Pourtant, ils n'avaient pas passé une mauvaise journée, aujourd'hui. Ils avaient fait une balade vers la baie de Talisker, là où on fabrique le whisky. À la distillerie, papa avait permis à Rhodes d'en goûter un fond de verre parce qu'il avait bientôt dix-huit ans. L'air était frais et pur, le ciel d'un bleu parfait et les derniers moustiques avaient disparu. Eleanor était presque contente d'être sortie de sa chambre, pour une fois, d'être allée faire un tour avec ses parents et son frère. Comme une famille normale, qui passait des vacances normales.
Les ennuis avaient commencé à leur retour de promenade. Il n'y avait que des pizzas surgelées pour déjeuner. Papa s'en était pris à maman parce qu'elles étaient mal décongelées, ramollies au milieu, et elle s'était énervée contre lui. Eleanor et Rhodes avaient l'habitude, mais leur père, qui était médecin généraliste et travaillait tard le soir, ne remarquait pas, la plupart du temps, si les pâtes étaient trop cuites ou le poulet à la Kiev à moitié cru.

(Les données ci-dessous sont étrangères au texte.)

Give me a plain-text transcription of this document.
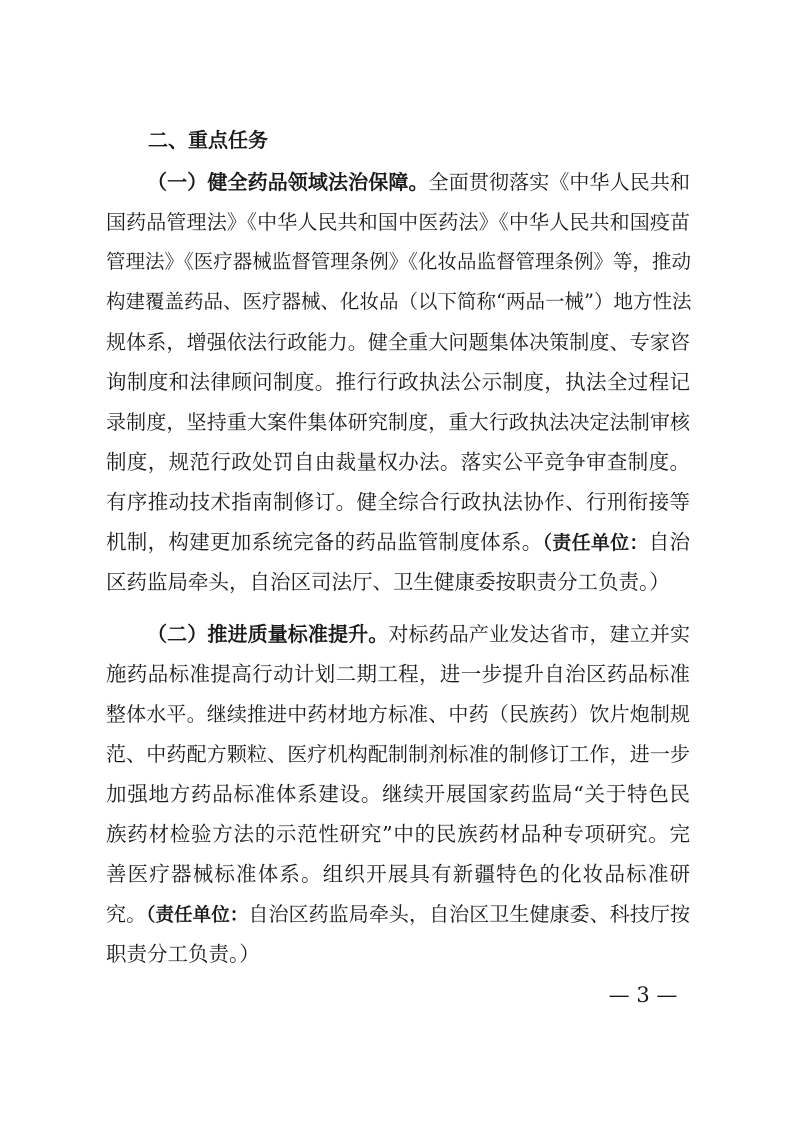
二、重点任务

（一）健全药品领域法治保障。全面贯彻落实《中华人民共和

国药品管理法》《中华人民共和国中医药法》《中华人民共和国疫苗

管理法》《医疗器械监督管理条例》《化妆品监督管理条例》等，推动

构建覆盖药品、医疗器械、化妆品（以下简称“两品一械”）地方性法

规体系，增强依法行政能力。健全重大问题集体决策制度、专家咨

询制度和法律顾问制度。推行行政执法公示制度，执法全过程记

录制度，坚持重大案件集体研究制度，重大行政执法决定法制审核

制度，规范行政处罚自由裁量权办法。落实公平竞争审查制度。

有序推动技术指南制修订。健全综合行政执法协作、行刑衔接等

机制，构建更加系统完备的药品监管制度体系。（责任单位：自治

区药监局牵头，自治区司法厅、卫生健康委按职责分工负责。）

（二）推进质量标准提升。对标药品产业发达省市，建立并实

施药品标准提高行动计划二期工程，进一步提升自治区药品标准

整体水平。继续推进中药材地方标准、中药（民族药）饮片炮制规

范、中药配方颗粒、医疗机构配制制剂标准的制修订工作，进一步

加强地方药品标准体系建设。继续开展国家药监局“关于特色民

族药材检验方法的示范性研究”中的民族药材品种专项研究。完

善医疗器械标准体系。组织开展具有新疆特色的化妆品标准研

究。（责任单位：自治区药监局牵头，自治区卫生健康委、科技厅按

职责分工负责。）

— 3 —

« C'est immangeable, avait-il fini par dire en repoussant son assiette. Je ne peux pas avaler ça, Mandana. Tu aurais dû les mettre à décongeler avant qu'on ne parte. »

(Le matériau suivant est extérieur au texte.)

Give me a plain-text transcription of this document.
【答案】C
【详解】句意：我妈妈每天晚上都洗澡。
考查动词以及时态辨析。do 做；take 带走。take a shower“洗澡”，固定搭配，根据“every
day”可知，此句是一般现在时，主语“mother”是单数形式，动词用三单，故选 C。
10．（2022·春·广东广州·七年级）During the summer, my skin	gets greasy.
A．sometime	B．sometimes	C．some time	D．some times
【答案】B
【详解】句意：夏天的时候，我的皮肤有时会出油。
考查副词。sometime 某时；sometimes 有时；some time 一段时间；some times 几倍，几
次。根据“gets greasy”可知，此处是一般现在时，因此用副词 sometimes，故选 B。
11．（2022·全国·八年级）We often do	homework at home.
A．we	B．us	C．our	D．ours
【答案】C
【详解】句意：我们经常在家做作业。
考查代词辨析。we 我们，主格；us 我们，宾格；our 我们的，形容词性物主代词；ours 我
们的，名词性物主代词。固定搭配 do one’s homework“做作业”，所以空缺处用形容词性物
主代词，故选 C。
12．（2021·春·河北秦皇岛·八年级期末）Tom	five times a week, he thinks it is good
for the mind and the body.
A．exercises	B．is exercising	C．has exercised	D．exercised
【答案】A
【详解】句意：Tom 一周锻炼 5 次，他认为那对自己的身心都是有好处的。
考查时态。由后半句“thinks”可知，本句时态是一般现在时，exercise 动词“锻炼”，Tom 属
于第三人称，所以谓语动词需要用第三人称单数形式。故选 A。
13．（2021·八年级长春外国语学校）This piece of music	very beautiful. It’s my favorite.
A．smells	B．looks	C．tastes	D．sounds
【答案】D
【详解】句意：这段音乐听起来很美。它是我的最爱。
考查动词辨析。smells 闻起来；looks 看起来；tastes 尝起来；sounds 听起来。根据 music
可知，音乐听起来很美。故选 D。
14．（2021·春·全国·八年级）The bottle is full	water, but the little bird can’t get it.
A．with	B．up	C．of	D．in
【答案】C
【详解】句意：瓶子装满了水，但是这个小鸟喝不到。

Maman en était à son deuxième verre de vin.
« C'est ça. Bien sûr. Il n'est aucunement envisageable que tu fasses la cuisine, John, n'est-ce pas ? Moi aussi, je suis en vacances. J'ai traversé une très mauvaise passe et tu ne »
Papa s'était levé précipitamment et était allé s'enfermer dans le salon pour regarder le cricket.
Eleanor sursauta quand on frappa à la porte. Sa mère ouvrit, tout doucement.
— Lily, ma chérie ? Ça va ?
— Oui, répondit-elle en retirant les écouteurs. C'est juste que
Sa mère entra dans la pièce. Elle se passa une main fatiguée sur le visage.
— Désolée pour la dispute. C'est un malentendu. Ton père n'avait pas compris qu'il devait t'emmener, tu vois
Une rage adolescente faite de colère et de peur mêlées bouillonnait en Eleanor.
— Je vois, oui. Tu ne lui as pas demandé. Tu as trop bu et tu as oublié. Encore une fois.
— Lily ! dit sèchement sa mère. Sois polie, tu veux. Bien sûr que non. Ce n'est pas ça du tout. Ton père et moi, nous ne nous entendons pas très bien, en ce moment, c'est tout.
— Vous allez divorcer ? s'entendit-elle demander.
Elle retint son souffle en attendant la réponse.
— Ma chérie ! Bien sûr que non ! Qu'est-ce qui te fait croire une chose pareille ?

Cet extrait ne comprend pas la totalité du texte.